High availability for writes

Situation: there is a compliance table which continuously logs data. Your business needs to run at all times; so your audit must also. What can one do for more than 99 percent availability? How can you keep keep tables small and snappy?

NB: Most people have a distinct preference for either SQL/ noSQL. I have no axe to grind, I choose the strongest solution to the current situation. . This article presents both options in a disinterested fashion.

Architectures focussed on RDMS

  1. A) Shard data on one of the variables (e.g. Monthly table names); but use a view to hide this. Works better with some RDBMS than others.
  2. B) Above sharding, but write multiplexing code. I have implemented this, but couldn't with an ORM. When your shard is a predictable hash, this is easy.
  3. B2) The first sharding, and have the multiplexing code as a storproc. I have implemented this, when required to use an ORM.
  4. C) Singular table, but have a background copy process to copy data out to the shard structure. This is a weak solution.
  5. D) Have multiple write servers, and flip write channel over to another server ~ an n+1 architecture is useful anyway. This is hard to manage with RDBMS.
  6. E) Monthly, stop the service, copy all data to a manual shard; truncate original; restart service. I dislike this option, and it is slow.

Other architectures

This list is shorter, but the solutions are more useful.

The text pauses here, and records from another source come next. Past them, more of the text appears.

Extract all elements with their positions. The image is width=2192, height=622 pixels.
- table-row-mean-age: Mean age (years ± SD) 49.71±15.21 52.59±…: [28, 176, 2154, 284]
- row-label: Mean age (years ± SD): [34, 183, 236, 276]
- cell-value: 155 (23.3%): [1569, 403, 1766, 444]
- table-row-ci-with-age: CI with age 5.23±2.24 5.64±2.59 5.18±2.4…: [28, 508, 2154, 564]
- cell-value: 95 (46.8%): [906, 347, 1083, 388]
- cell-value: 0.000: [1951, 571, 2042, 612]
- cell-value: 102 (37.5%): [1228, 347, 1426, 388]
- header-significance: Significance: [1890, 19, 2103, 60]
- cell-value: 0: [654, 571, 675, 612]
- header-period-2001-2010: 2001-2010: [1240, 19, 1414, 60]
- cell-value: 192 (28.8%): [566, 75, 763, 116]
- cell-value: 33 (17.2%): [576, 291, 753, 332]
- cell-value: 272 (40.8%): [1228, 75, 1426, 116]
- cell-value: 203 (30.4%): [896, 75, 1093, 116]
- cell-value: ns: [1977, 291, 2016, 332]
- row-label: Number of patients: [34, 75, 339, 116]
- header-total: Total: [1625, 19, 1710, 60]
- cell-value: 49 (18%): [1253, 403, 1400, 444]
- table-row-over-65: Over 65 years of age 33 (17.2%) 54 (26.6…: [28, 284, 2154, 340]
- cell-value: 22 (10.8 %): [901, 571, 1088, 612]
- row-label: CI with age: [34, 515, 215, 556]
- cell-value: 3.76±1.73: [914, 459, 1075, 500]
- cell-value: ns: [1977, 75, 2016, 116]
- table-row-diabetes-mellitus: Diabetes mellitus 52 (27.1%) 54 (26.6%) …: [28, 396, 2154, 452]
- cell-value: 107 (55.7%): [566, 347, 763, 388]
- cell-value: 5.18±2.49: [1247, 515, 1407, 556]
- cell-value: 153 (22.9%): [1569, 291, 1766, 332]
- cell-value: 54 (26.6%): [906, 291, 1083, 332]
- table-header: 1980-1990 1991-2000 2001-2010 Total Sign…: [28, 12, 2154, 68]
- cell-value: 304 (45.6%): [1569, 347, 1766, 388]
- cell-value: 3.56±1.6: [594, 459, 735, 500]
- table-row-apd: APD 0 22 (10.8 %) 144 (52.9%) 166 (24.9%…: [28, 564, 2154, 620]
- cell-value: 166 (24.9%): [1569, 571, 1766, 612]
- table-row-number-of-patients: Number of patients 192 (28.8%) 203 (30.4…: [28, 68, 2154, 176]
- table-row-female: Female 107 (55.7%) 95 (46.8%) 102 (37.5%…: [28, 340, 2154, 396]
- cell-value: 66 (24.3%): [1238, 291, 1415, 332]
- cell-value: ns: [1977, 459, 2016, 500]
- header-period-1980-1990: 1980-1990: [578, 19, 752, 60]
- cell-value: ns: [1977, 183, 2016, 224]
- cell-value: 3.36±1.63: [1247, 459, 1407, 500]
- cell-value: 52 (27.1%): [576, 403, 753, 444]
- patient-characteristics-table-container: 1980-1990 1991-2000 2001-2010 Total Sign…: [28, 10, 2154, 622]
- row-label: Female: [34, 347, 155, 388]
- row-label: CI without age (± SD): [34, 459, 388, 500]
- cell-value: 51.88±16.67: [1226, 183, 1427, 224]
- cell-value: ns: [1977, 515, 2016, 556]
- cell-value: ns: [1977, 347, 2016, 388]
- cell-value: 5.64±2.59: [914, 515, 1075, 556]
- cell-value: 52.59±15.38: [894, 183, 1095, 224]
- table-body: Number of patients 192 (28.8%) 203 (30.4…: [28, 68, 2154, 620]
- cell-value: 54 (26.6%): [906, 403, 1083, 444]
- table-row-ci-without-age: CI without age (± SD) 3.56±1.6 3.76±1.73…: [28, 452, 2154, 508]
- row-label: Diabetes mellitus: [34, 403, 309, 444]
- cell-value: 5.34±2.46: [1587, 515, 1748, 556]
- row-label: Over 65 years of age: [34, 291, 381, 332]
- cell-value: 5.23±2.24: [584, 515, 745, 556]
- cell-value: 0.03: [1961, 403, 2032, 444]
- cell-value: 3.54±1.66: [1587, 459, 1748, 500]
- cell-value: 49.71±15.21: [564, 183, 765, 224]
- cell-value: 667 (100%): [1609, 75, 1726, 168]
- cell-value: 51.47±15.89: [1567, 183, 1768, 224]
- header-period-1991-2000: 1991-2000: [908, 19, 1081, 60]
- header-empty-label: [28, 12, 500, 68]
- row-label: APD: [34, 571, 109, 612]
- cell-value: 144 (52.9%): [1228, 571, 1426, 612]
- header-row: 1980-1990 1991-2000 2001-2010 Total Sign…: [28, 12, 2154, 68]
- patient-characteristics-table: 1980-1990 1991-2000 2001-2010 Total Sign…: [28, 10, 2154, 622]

  1. F) Write the data into a NoSQL platform that claims to have infinite scaling. Test to a power of ten more data than what you can guess will be expected use.
  2. G) Write the data into a buffer first, e.g. rabbitMQ; RabbitMQ? has event merging, write the data in merged chunks, into the shards.
  3. H) Redis, or Hadoop. Massively parallel processing at your convenience.
  4. I) Not for logs, but systems like RRDTool work very well for their intended purpose.